After a unanimous vote by the Palo Alto City Council, Palo Alto became the latest Bay Area city to begin the planning of a safe parking program for residents who live in vehicles.
Similar to established programs in Mountain View and East Palo Alto, the city will partner with non-profit organizations and religious congregations to help alleviate the danger of parking on city streets. Congregation Etz Chayim and Peninsula Bible Church are among the organizations that are spearheading the effort.
Councilman Tom DuBois and Councilwoman Lydia Kou wrote a memo advocating for a “safe parking program.” Their proposals included large city-owned sites and exploring the willingness of commercial property owners to allow vehicle dwellers park on their lots.
Under the program, local religious institutions will be allowed to dedicate up to four car spaces per lot, and participants will partner with local social service providers who will also assist users to find housing.
“The City of Palo Alto must address this matter from a health and safety standpoint,” Kou and DuBois stated in the memo. “The effort must be made to find immediate short and long-term solutions. The ultimate goal is to provide assistance to people to get them back on the path to stable housing.”
The safe parking program is limited in safe parking to religious institutions, with a set of conditions participants have to meet, including gaining neighbors’ support, providing bathrooms with toilets and sinks and maintaining “clear and orderly premises.”Hours of operations will be limited to from 6 p.m. to 8 a.m.
In a show of support, Rabbi Chaim Koritzinsky of Etz Chayim wrote to the council he hopes his congregation “will be able to be a part of this program.”
The Policy and Services Committee recommended a 90-day limit on safe parking permits, which would limit the program to just three months and give the city a chance to test the program out before officially establishing the program on a long-term basis. However, planning staff argued that the time restriction would actually harm the program. ”
A report from the Department of Planning and Development Services, congregations and program operators “expressed dismay that the permit would be reduced to only 90 days.
“The uncertainty may prevent them from entering into contractual agreements with safe parking program operators,” the report stated. “Likewise, the uncertainty may deter congregations or program operator may not make necessary investments to begin the program. Finally, donors and grantors may be reluctant to provide support for the operators or congregations.”

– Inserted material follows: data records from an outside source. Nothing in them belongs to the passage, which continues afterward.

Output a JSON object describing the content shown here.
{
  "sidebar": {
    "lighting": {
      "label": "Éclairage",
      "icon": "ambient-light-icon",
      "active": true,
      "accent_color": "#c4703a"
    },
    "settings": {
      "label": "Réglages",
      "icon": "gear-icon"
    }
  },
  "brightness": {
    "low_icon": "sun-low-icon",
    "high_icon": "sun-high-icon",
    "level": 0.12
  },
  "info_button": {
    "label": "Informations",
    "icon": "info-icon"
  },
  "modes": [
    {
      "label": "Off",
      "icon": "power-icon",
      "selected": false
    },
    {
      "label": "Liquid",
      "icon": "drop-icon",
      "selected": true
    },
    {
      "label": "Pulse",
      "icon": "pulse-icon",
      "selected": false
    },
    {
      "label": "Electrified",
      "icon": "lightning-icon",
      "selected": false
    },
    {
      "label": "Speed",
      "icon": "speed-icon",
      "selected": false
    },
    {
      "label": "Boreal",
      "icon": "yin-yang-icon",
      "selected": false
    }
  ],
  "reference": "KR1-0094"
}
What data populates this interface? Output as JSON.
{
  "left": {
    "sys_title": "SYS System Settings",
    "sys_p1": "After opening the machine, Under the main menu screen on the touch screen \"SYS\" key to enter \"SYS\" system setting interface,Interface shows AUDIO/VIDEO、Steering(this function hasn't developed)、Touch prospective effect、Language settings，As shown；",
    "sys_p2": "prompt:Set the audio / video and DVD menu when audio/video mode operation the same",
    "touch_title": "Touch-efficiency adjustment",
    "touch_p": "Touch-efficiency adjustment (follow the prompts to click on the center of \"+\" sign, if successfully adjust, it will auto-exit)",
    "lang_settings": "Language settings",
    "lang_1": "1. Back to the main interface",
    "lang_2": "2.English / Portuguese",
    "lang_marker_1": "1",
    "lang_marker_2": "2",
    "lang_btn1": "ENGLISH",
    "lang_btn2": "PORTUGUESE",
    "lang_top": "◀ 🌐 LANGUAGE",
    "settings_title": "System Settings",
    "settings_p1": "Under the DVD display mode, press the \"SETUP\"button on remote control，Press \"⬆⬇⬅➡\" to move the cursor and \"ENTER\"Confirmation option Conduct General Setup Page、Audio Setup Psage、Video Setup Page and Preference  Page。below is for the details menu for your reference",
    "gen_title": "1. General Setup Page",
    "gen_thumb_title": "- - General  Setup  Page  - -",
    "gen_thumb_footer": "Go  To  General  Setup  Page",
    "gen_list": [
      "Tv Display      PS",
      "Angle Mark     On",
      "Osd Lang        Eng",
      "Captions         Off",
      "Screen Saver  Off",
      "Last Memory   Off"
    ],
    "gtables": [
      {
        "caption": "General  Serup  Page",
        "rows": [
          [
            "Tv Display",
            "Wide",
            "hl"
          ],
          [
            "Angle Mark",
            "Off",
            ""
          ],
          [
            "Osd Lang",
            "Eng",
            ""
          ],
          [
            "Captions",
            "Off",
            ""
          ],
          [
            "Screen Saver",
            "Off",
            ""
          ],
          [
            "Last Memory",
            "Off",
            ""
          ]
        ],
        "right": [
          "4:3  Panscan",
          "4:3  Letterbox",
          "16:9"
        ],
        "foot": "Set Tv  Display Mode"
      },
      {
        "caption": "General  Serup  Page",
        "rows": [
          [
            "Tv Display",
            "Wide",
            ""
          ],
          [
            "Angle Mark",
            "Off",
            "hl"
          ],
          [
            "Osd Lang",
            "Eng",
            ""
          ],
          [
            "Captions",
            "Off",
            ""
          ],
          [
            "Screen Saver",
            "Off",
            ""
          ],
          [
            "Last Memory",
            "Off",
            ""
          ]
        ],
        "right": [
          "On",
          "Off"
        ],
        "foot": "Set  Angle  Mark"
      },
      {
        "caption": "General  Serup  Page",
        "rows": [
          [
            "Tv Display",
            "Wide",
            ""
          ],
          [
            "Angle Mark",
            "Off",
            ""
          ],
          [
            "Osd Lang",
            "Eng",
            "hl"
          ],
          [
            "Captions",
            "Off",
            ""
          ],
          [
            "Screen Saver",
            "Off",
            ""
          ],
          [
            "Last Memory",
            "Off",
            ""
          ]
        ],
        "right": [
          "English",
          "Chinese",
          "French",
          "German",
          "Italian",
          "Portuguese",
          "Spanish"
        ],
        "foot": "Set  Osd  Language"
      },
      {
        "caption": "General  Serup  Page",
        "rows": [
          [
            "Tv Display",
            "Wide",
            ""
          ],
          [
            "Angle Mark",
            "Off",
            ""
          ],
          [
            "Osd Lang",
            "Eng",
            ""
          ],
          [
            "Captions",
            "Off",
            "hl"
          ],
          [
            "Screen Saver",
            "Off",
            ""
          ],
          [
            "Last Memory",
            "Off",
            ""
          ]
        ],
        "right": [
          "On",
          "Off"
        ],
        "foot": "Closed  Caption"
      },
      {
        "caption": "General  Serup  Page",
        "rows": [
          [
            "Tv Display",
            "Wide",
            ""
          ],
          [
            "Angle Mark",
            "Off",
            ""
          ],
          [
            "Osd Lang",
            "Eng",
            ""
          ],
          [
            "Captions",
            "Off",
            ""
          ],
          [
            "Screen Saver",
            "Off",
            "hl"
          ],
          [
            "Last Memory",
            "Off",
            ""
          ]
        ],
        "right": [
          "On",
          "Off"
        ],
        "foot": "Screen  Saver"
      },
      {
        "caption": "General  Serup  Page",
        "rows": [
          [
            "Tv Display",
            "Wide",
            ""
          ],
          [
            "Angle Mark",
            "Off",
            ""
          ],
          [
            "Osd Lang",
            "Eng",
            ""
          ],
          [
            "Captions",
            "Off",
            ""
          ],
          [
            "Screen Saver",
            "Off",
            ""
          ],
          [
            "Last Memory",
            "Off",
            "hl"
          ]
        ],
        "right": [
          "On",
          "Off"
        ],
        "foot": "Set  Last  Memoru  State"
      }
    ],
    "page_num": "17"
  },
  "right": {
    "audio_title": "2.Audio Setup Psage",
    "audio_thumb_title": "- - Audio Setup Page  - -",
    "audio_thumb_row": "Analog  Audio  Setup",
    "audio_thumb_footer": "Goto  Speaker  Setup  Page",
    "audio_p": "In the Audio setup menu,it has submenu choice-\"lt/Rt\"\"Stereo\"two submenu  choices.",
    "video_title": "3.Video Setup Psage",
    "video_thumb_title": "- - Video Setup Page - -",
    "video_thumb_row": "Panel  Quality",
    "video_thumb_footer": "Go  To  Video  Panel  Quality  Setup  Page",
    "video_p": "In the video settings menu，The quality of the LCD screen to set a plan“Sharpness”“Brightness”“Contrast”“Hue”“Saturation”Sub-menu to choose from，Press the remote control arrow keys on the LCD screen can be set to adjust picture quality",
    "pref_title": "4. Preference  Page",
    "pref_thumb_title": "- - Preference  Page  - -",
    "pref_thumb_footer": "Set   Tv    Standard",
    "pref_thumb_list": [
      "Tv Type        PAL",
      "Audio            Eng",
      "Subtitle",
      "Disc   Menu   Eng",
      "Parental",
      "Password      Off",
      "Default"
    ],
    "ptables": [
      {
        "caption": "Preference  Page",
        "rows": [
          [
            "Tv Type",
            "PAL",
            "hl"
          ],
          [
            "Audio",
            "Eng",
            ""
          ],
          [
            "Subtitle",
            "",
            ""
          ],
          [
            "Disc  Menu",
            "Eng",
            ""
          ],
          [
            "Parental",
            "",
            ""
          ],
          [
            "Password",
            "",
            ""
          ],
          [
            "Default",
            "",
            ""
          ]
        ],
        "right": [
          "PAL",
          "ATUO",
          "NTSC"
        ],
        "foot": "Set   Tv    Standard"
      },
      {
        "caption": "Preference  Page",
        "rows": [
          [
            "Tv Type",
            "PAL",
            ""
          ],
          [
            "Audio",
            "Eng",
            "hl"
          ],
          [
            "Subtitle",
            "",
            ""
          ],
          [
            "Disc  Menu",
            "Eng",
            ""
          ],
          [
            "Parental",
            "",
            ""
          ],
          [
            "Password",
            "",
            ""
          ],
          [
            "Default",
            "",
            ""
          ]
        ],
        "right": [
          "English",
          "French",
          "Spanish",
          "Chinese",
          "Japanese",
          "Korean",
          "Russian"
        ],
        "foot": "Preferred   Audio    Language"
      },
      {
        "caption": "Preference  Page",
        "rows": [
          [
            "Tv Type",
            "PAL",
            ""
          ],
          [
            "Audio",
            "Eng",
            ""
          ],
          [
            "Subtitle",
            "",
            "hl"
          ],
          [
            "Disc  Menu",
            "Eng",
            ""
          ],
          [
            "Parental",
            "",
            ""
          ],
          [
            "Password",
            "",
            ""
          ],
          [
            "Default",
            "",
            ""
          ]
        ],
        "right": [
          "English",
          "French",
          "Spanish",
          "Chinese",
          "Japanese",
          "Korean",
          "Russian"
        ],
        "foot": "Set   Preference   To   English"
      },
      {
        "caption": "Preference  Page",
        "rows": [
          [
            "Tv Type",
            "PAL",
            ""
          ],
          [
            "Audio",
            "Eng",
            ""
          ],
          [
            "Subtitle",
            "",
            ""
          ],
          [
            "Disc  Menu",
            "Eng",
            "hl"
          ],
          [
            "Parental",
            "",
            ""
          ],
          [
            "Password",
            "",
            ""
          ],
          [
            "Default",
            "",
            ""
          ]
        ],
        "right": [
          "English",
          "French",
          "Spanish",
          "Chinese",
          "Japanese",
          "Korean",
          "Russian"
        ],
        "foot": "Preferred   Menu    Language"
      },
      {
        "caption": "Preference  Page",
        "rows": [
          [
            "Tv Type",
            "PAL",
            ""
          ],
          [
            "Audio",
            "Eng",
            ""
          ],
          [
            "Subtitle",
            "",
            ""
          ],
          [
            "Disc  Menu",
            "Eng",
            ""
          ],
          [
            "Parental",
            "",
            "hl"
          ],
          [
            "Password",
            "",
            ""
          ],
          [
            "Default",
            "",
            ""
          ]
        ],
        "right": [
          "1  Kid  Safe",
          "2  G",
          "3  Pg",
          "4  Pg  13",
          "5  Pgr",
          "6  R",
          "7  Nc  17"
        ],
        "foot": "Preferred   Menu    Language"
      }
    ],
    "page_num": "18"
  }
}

According to Palo Alto Online, the council agreed instead to set the pilot program at 18 months. DuBois proposed to include explicit instructions to staff for expanding the program, which would include exploring a program for participants beyond religious institutions and for those that canaccommodate more than four vehicles, but that was shot down by a 3-4 vote.
According to Palo Alto Online, Planning Director Jonathan Lait said that addressing the issue of homelessness will require a “multipronged approach.”
Compared to its predecessors, Palo Alto’s parking program will be modest in scale and ambition. The program will not adress the underlying problem of people who are forced to live in their cars for shelter, but will provide what Councilwoman Allison Cormack called “a helping hand,” according to Palo Alto Online.
“The city is trying the program, and there will be more programs that will come,” Cormack said. “I’m very grateful to religious communities who want to offer a helping hand to others.”